NASA has selected a new Caltech-led space mission that will help astronomers understand both how our universe evolved and how common the ingredients for life are in our galaxy's planetary systems.
The Spectro-Photometer for the History of the Universe, Epoch of Reionization and Ices Explorer mission (SPHEREx) is a planned two-year mission funded at $242 million (not including launch costs) and targeted to launch in 2023. The mission is led by James (Jamie) Bock, a professor of physics at Caltech and senior research scientist at the Jet Propulsion Laboratory (JPL), which is managed by Caltech for NASA. SPHEREx is managed by JPL.
The SPHEREx mission, part of NASA's Explorer Program, will study the history of galaxies and the origin of our universe as well as the origin of water in planetary systems. It will survey the entire sky four times in optical and infrared light, capturing detailed spectral information about hundreds of millions of stars and galaxies.
"With this announcement, we look forward to building SPHEREx," says Bock. "SPHEREx will explore the beginning of the universe, the history of galaxy formation, and the role of interstellar ices during the birth of new stars and planets, while providing a unique all-sky data set for astronomy."
"We're all very excited to continue our tradition of Caltech-JPL partnerships on astrophysics Explorer missions, starting with GALEX, then NuSTAR, and now SPHEREx," says Fiona Harrison, the Benjamin M. Rosen Professor Physics at Caltech; Kent and Joyce Kresa Leadership Chair, Division of Physics, Mathematics and Astronomy; and the principal investigator of NuSTAR. "Explorers enable cutting-edge science implemented on a rapid timescale.
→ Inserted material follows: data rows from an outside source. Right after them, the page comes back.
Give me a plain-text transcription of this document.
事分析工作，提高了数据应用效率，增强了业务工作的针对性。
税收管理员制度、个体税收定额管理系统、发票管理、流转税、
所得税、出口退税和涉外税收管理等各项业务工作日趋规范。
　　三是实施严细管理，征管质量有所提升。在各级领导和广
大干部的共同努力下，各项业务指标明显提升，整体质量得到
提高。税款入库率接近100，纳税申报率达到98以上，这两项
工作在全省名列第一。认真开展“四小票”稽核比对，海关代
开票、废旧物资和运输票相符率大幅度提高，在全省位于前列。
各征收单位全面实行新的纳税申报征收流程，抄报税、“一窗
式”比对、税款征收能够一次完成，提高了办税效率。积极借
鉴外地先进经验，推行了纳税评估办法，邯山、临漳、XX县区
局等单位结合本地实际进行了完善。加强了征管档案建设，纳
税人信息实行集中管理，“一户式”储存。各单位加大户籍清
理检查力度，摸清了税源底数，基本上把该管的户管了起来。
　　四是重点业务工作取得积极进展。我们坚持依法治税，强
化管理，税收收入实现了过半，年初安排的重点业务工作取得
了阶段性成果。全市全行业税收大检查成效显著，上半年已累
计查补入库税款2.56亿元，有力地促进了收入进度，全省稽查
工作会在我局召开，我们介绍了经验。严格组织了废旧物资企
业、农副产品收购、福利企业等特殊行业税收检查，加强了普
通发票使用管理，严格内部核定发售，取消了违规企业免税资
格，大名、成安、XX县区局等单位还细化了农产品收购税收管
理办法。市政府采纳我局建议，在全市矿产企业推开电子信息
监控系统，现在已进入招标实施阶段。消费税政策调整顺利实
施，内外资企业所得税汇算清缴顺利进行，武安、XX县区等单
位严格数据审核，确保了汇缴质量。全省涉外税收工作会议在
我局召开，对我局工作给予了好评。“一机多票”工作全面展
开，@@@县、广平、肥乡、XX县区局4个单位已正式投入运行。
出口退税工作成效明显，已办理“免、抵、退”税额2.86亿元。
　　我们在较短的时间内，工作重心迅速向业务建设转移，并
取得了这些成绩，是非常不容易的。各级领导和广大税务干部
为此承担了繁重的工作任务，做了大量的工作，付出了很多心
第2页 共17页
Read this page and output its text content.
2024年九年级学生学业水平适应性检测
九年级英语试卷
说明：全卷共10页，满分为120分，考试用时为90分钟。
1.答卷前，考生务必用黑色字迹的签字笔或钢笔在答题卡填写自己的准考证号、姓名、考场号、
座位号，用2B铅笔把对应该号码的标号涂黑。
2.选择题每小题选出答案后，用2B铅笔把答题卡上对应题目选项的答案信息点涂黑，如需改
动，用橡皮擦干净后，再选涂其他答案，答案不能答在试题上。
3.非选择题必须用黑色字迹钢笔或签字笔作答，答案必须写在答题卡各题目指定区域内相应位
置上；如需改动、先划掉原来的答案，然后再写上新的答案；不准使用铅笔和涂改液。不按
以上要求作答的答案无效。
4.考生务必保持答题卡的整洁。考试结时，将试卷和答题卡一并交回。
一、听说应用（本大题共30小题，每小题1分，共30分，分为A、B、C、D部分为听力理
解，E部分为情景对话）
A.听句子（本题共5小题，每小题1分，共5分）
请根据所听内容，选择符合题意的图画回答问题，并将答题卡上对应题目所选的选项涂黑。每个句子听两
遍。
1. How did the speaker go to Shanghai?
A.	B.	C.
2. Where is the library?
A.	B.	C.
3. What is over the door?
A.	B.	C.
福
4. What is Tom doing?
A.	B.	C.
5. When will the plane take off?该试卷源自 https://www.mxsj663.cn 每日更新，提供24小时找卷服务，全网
These missions offer our students, postdocs, and young researchers the opportunity to get involved in space missions that they can see launch within their time at Caltech."
SPHEREx will survey some galaxies so distant, their light has taken 10 billion years to reach Earth. In the Milky Way, the mission will search for water and organic molecules—essentials for life as we know it—in stellar nurseries, regions where stars are born from gas and dust as well as in disks around stars where new planets could be forming. Most of the water available to star-forming systems is actually in the form of ices, and it is thought that interstellar ices delivered water to a young Earth, forming the oceans.
The mission will create a map of the entire sky in 96 different color bands, far exceeding the color resolution of previous all-sky maps. It also will identify targets for more detailed study by future missions, such as NASA's James Webb Space Telescope and Wide Field Infrared Survey Telescope.
"I'm really excited about this new mission," said NASA administrator Jim Bridenstine in a news release. "Not only does it expand the United States' powerful fleet of space-based missions dedicated to uncovering the mysteries of the universe, it is a critical part of a balanced science program that includes missions of various sizes."
JPL will develop the mission payload in collaboration with Caltech, which will develop the spacecraft's science instrument. The SPHEREx data will be made publicly available through IPAC, an astronomy data and science center based at Caltech. Ball Aerospace will develop the spacecraft. The Korea Astronomy and Space Science Institute will provide support for instrument calibration and testing. Scientists from across the U.S. and in South Korea will participate in the science analysis of SPHEREx data.